CHAPTER XXIII[ToC]
THE BATTLE OF ST. JULIEN
It did not take us very long to realize that a great disaster had befallen our gallant Allies who held the northern face of the salient. The Turcos in broken French explained that the Germans had sent asphyxiating gas from their trenches, and that the gas had killed one quarter of their men. For weeks we had been warned that the Germans were going to use asphyxiating gasses against us, but no one had ever dreamed that they would be so inhuman as to use gas that would kill, but they had done so, for the Turcos told us that many of their men had fallen dead where they stood.
The gas used was chlorine gas which is one of the by-products of the process whereby common salt is turned into soda, salt being a combination of soda and chlorine. When the salt is heated along with an acid the chlorine gas is liberated, the soda remaining. This soda is used in manufacturing soap. The chlorine is generally combined with lime to make chloride of lime or bleaching powder. In the chemical works of Germany the amalgamation of chlorine and lime was omitted, the chlorine being liquified under pressure in tanks. This liquid chlorine was a cheap preparation used largely for bleaching linens and cloth of various kinds manufactured in the districts in which we were fighting. The bleacheries were silent and there was no longer any use in the cloth industry for the German chlorine gas, so the Germans having plenty of it on hand no doubt decided to use it against the Allies.
We had staid a trifle too long in the village of St. Julien while the streets were filled with this deadly gas. Some of our orderlies could hardly escape and several of the headquarters staff had to be sent to the hospital. I had taken on a pretty stiff cargo of it myself. When it is first breathed it is not unpleasant, smelling not unlike chloroform, but very soon it stings the mucous membrane of the mouth, the eyes, and the nose. The lungs feel as if they were filled with rheumatism. The tissues of the lungs are scalded and broken down, and it takes a man a long time to recover, if he ever does fully recover after having some of the "upholstering" of his lungs destroyed. We did not then quite realize the horror of this new form of cowardly and inhuman warfare, but we should have known that the Germans consider war a game without an umpire or a referee.
Sniping Through a Port Hole[ToList]
Messages came promptly from General Turner, V.C., of the Third Brigade to hang on, that the Canadians were going to try and hold the Germans back until help came. We all knew we could depend on General Turner, V.C., and his Brigade-Major, Lt.-Colonel Garnet Hughes. We knew that we were fighting a rear guard action and that this was no time to think of running away. We hardly realized, however, that the Battle of St. Julien which had just commenced was to be one of the greatest battles in the history of the world, that the Canadian casualties were to be as great as the casualties of the British at Waterloo, that the total casualties of the combatants before the fight was ended were to number close to seventy thousand men, and that the Canadians, by brave fighting and losing sixty per cent. of their men for three days, were to hold in check five German army corps, or a total of close to a quarter of a million men.

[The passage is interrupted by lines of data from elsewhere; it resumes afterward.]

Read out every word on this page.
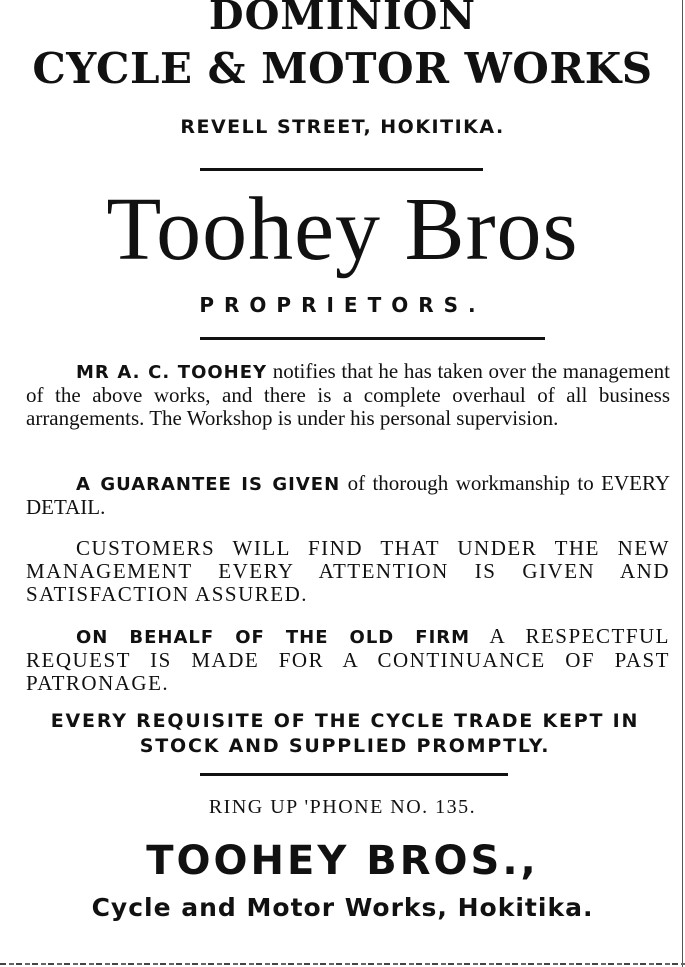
DOMINION
CYCLE & MOTOR WORKS
REVELL STREET, HOKITIKA.
Toohey Bros
PROPRIETORS.
MR A. C. TOOHEY notifies that he has taken over the management of the above works, and there is a complete overhaul of all business arrangements. The Workshop is under his personal supervision.
A GUARANTEE IS GIVEN of thorough workmanship to EVERY DETAIL.
CUSTOMERS WILL FIND THAT UNDER THE NEW MANAGEMENT EVERY ATTENTION IS GIVEN AND SATISFACTION ASSURED.
ON BEHALF OF THE OLD FIRM A RESPECTFUL REQUEST IS MADE FOR A CONTINUANCE OF PAST PATRONAGE.
EVERY REQUISITE OF THE CYCLE TRADE KEPT IN STOCK AND SUPPLIED PROMPTLY.
RING UP 'PHONE NO. 135.
TOOHEY BROS.,
Cycle and Motor Works, Hokitika.
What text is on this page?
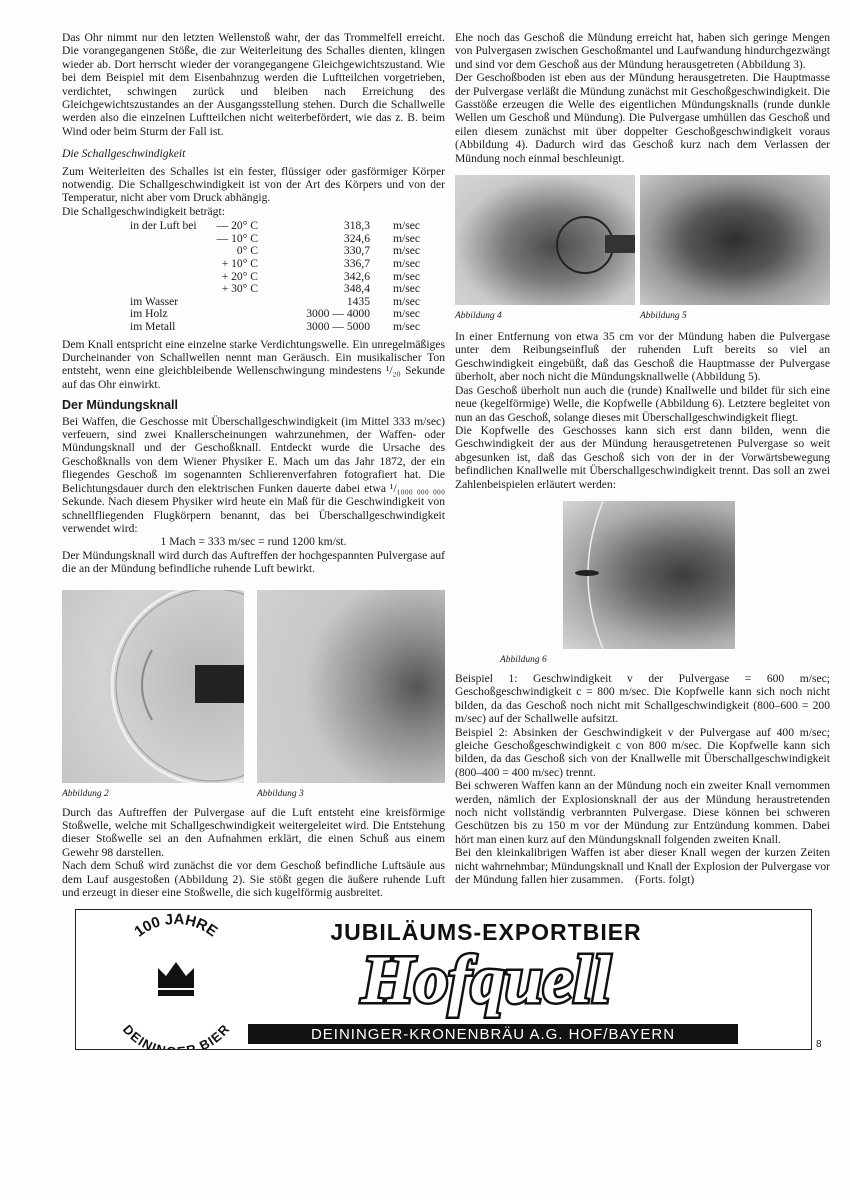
Das Ohr nimmt nur den letzten Wellenstoß wahr, der das Trommelfell erreicht. Die vorangegangenen Stöße, die zur Weiterleitung des Schalles dienten, klingen wieder ab. Dort herrscht wieder der vorangegangene Gleichgewichtszustand. Wie bei dem Beispiel mit dem Eisenbahnzug werden die Luftteilchen vorgetrieben, verdichtet, schwingen zurück und bleiben nach Erreichung des Gleichgewichtszustandes an der Ausgangsstellung stehen. Durch die Schallwelle werden also die einzelnen Luftteilchen nicht weiterbefördert, wie das z. B. beim Wind oder beim Sturm der Fall ist.

Die Schallgeschwindigkeit

Zum Weiterleiten des Schalles ist ein fester, flüssiger oder gasförmiger Körper notwendig. Die Schallgeschwindigkeit ist von der Art des Körpers und von der Temperatur, nicht aber vom Druck abhängig.

Die Schallgeschwindigkeit beträgt:

in der Luft bei	— 20° C	318,3	m/sec
— 10° C	324,6	m/sec
0° C	330,7	m/sec
+ 10° C	336,7	m/sec
+ 20° C	342,6	m/sec
+ 30° C	348,4	m/sec
im Wasser	1435	m/sec
im Holz	3000 — 4000	m/sec
im Metall	3000 — 5000	m/sec

Dem Knall entspricht eine einzelne starke Verdichtungswelle. Ein unregelmäßiges Durcheinander von Schallwellen nennt man Geräusch. Ein musikalischer Ton entsteht, wenn eine gleichbleibende Wellenschwingung mindestens ¹/₂₀ Sekunde auf das Ohr einwirkt.

Der Mündungsknall

Bei Waffen, die Geschosse mit Überschallgeschwindigkeit (im Mittel 333 m/sec) verfeuern, sind zwei Knallerscheinungen wahrzunehmen, der Waffen- oder Mündungsknall und der Geschoßknall. Entdeckt wurde die Ursache des Geschoßknalls von dem Wiener Physiker E. Mach um das Jahr 1872, der ein fliegendes Geschoß im sogenannten Schlierenverfahren fotografiert hat. Die Belichtungsdauer durch den elektrischen Funken dauerte dabei etwa ¹/₁₀₀₀ ₀₀₀ ₀₀₀ Sekunde. Nach diesem Physiker wird heute ein Maß für die Geschwindigkeit von schnellfliegenden Flugkörpern benannt, das bei Überschallgeschwindigkeit verwendet wird:

1 Mach = 333 m/sec = rund 1200 km/st.

Der Mündungsknall wird durch das Auftreffen der hochgespannten Pulvergase auf die an der Mündung befindliche ruhende Luft bewirkt.

Abbildung 2	Abbildung 3

Durch das Auftreffen der Pulvergase auf die Luft entsteht eine kreisförmige Stoßwelle, welche mit Schallgeschwindigkeit weitergeleitet wird. Die Entstehung dieser Stoßwelle sei an den Aufnahmen erklärt, die einen Schuß aus einem Gewehr 98 darstellen.

Nach dem Schuß wird zunächst die vor dem Geschoß befindliche Luftsäule aus dem Lauf ausgestoßen (Abbildung 2). Sie stößt gegen die äußere ruhende Luft und erzeugt in dieser eine Stoßwelle, die sich kugelförmig ausbreitet.

Ehe noch das Geschoß die Mündung erreicht hat, haben sich geringe Mengen von Pulvergasen zwischen Geschoßmantel und Laufwandung hindurchgezwängt und sind vor dem Geschoß aus der Mündung herausgetreten (Abbildung 3).

Der Geschoßboden ist eben aus der Mündung herausgetreten. Die Hauptmasse der Pulvergase verläßt die Mündung zunächst mit Geschoßgeschwindigkeit. Die Gasstöße erzeugen die Welle des eigentlichen Mündungsknalls (runde dunkle Wellen um Geschoß und Mündung). Die Pulvergase umhüllen das Geschoß und eilen diesem zunächst mit über doppelter Geschoßgeschwindigkeit voraus (Abbildung 4). Dadurch wird das Geschoß kurz nach dem Verlassen der Mündung noch einmal beschleunigt.

Abbildung 4	Abbildung 5

In einer Entfernung von etwa 35 cm vor der Mündung haben die Pulvergase unter dem Reibungseinfluß der ruhenden Luft bereits so viel an Geschwindigkeit eingebüßt, daß das Geschoß die Hauptmasse der Pulvergase überholt, aber noch nicht die Mündungsknallwelle (Abbildung 5).

Das Geschoß überholt nun auch die (runde) Knallwelle und bildet für sich eine neue (kegelförmige) Welle, die Kopfwelle (Abbildung 6). Letztere begleitet von nun an das Geschoß, solange dieses mit Überschallgeschwindigkeit fliegt.

Die Kopfwelle des Geschosses kann sich erst dann bilden, wenn die Geschwindigkeit der aus der Mündung herausgetretenen Pulvergase so weit abgesunken ist, daß das Geschoß sich von der in der Vorwärtsbewegung befindlichen Knallwelle mit Überschallgeschwindigkeit trennt. Das soll an zwei Zahlenbeispielen erläutert werden:

Abbildung 6

Beispiel 1: Geschwindigkeit v der Pulvergase = 600 m/sec; Geschoßgeschwindigkeit c = 800 m/sec. Die Kopfwelle kann sich noch nicht bilden, da das Geschoß noch nicht mit Schallgeschwindigkeit (800–600 = 200 m/sec) auf der Schallwelle aufsitzt.

Beispiel 2: Absinken der Geschwindigkeit v der Pulvergase auf 400 m/sec; gleiche Geschoßgeschwindigkeit c von 800 m/sec. Die Kopfwelle kann sich bilden, da das Geschoß sich von der Knallwelle mit Überschallgeschwindigkeit (800–400 = 400 m/sec) trennt.

Bei schweren Waffen kann an der Mündung noch ein zweiter Knall vernommen werden, nämlich der Explosionsknall der aus der Mündung heraustretenden noch nicht vollständig verbrannten Pulvergase. Diese können bei schweren Geschützen bis zu 150 m vor der Mündung zur Entzündung kommen. Dabei hört man einen kurz auf den Mündungsknall folgenden zweiten Knall.

Bei den kleinkalibrigen Waffen ist aber dieser Knall wegen der kurzen Zeiten nicht wahrnehmbar; Mündungsknall und Knall der Explosion der Pulvergase vor der Mündung fallen hier zusammen. (Forts. folgt)

100 JAHRE
DEINI BIER
JUBILÄUMS-EXPORTBIER
Hofquell
DEININGER-KRONENBRÄU A.G. HOF/BAYERN
8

The brunt of the fighting fell to the lot of the Third Canadian (Highland Brigade). Through their lines ran the frightened and disorganized Turcos, groaning and shrieking in agony and fright. The French artillery men, finding their lines broken and confronted with the deadly wall of chlorine gas which rolled slowly over the ground turning the budding leaves of the trees, the spring flowers and the grass a sickly white, destroying every living creature in its path, blasting and shrivelling everything over which it swept, cut their horses loose and fled, in many cases two of them clinging to one horse. Ten batteries, it is said, were lost in this way, a gap of nearly six miles was made in the French line through which the Germans poured firing rifles, machine guns and cannon at the fugitives. A Turco Division, and part of a French Division had fled. A remnant of French troops belonging to the "Iron Divisions" held on next the canal.